Sizable numbers of Americans consider gay relationships, such as the union of Strickland and Wynkoop, an abomination and regard as offensive the implicit blessing bestowed by legal recognition of those relationships, polls show.

Parents still cry when they learn their children are gay. Friends still draw back. Office colleagues still snicker. And, sometimes, antipathy toward gays still is expressed with fists and baseball bats.

The religious right, in the name of protecting traditional family structures, has made a priority of halting and even rolling back the legal advances of the gay rights movement.

Initiatives opposing civil rights protection for gays will be on fall election ballots in six states, according to the National Gay & Lesbian Task Force. And in 23 states, laws remain on the books making homosexual relations between consenting adults a crime.

Even now, at the Stonewall, the singular landmark to gay self-assertiveness, the manager, Peter, will not give his last name to a reporter.

"I'm not `out' with my family," Peter explained, referring to his parents' ignorance of his sexual orientation. In fact, on a recent night, about half the customers in the bar - many in New York for gay pride celebrations - would not give their names.

But in a country where blacks and women have struggled for civil rights since the 19th century, the advances of gays in a quarter-century seem swift and significant.

The nation has 133 openly gay elected officials, including three in Texas, according to the Victory Fund, a political action committee for gay candidates.

Gay youths have formed officially sanctioned support groups in more than 100 high schools, including Minnesota, Virginia, North Carolina and Massachusetts, where they have the endorsement of the state's Republican governor, William Weld.

Domestic partnerships between members of gay couples are recognized officially in dozens of cities.
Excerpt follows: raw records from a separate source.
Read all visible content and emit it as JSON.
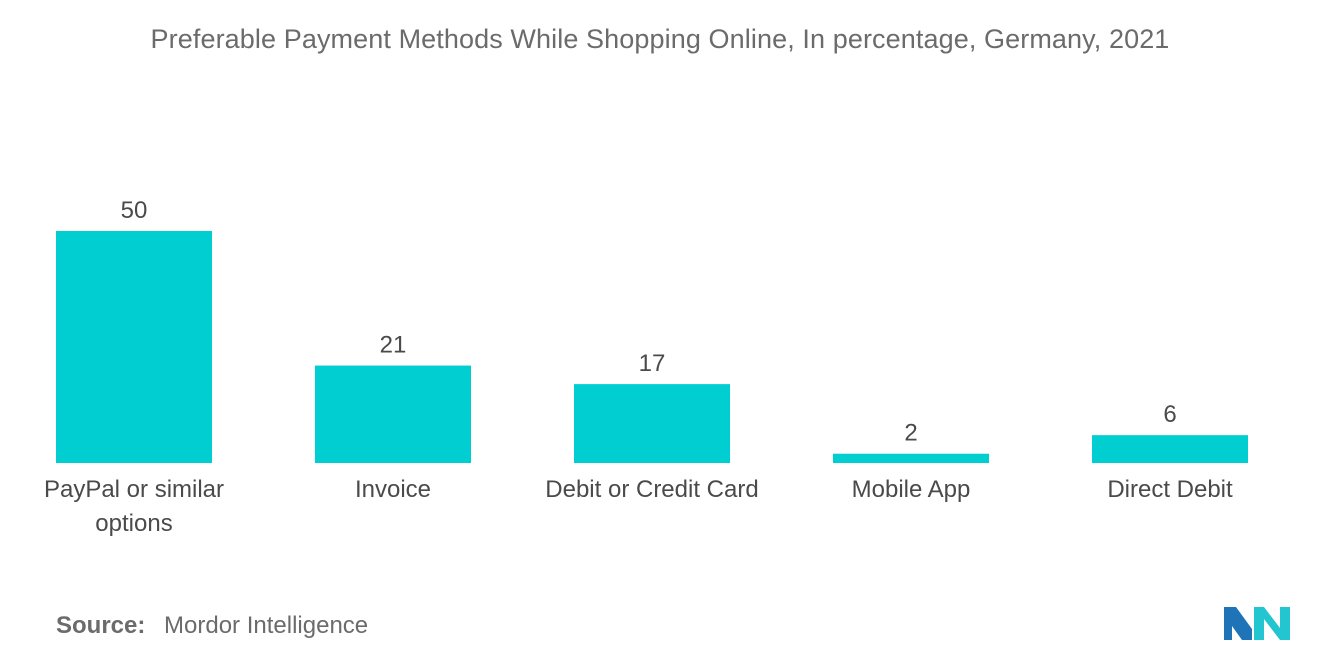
{
  "chart_data": {
    "type": "bar",
    "title": "Preferable Payment Methods While Shopping Online, In percentage, Germany, 2021",
    "categories": [
      [
        "PayPal or similar",
        "options"
      ],
      [
        "Invoice"
      ],
      [
        "Debit or Credit Card"
      ],
      [
        "Mobile App"
      ],
      [
        "Direct Debit"
      ]
    ],
    "values": [
      50,
      21,
      17,
      2,
      6
    ],
    "xlabel": "",
    "ylabel": "",
    "ylim": [
      0,
      50
    ],
    "grid": false,
    "legend": "none",
    "bar_color": "#00CED1",
    "data_labels": true
  },
  "footer": {
    "source_label": "Source:",
    "source_value": "Mordor Intelligence"
  },
  "logo": {
    "name": "mordor-intelligence-logo",
    "color_left": "#1f74b7",
    "color_right": "#22c5d0"
  }
}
Likewise, some of the nation's largest companies, including Microsoft Corp., Apple Computer Inc. and Warner Bros., grant partners of their homosexual employees the same benefits heterosexual spouses receive.

Gay parents, once almost automatically deemed unfit, are adopting children and winning child custody in divorce proceedings. A Virginia appeals court last week reversed a judge's decision to deny child custody to a lesbian mother simply because of her sexual orientation.

Discrimination on the basis of sexual orientation is now illegal in eight states and at least 87 cities and counties, according to the National Gay & Lesbian Task Force. Sen. Edward Kennedy, D-Mass., introduced federal legislation Thursday to guarantee gays equal rights in employment, a bill that was co-sponsored by 28 senators and endorsed by the AFL-CIO.

The success of efforts by gays to penetrate the mainstream of American society can be tracked in the popular culture.

On network television, a lesbian lawyer appeared on "L.A. Law" and Mariel Hemingway kissed Roseanne Arnold on "Roseanne." Hip MTV's cinema verite serial "The Real World," in which a group of twentysomethings share living quarters, currently has Pedro agonizing over a marriage proposal from his lover Sean.

In print, supermodel Cindy Crawford suggestively shaved the openly lesbian singer k.d. lang on a recent cover of Vanity Fair, and a character in the comic strip "Doonesbury" has come out of the closet. Newsweek's best-selling issue last year featured a cover story on lesbianism.

But old fears and prejudices linger. Chip Kine, a 25-year-old Texan with clean-cut looks, has his own method of fighting them.

Visiting the Stonewall while in New York for the Gay Games, he explained that, during his frequent road trips, he makes a practice of eating at truck stops and roadside restaurants and engaging the waitresses in conversation.

With his tips, deliberately large, he leaves a small card. It reads, "You've been tipped by a gay man, does that matter?"

In the 1990s, often, it still does, but perhaps less and less.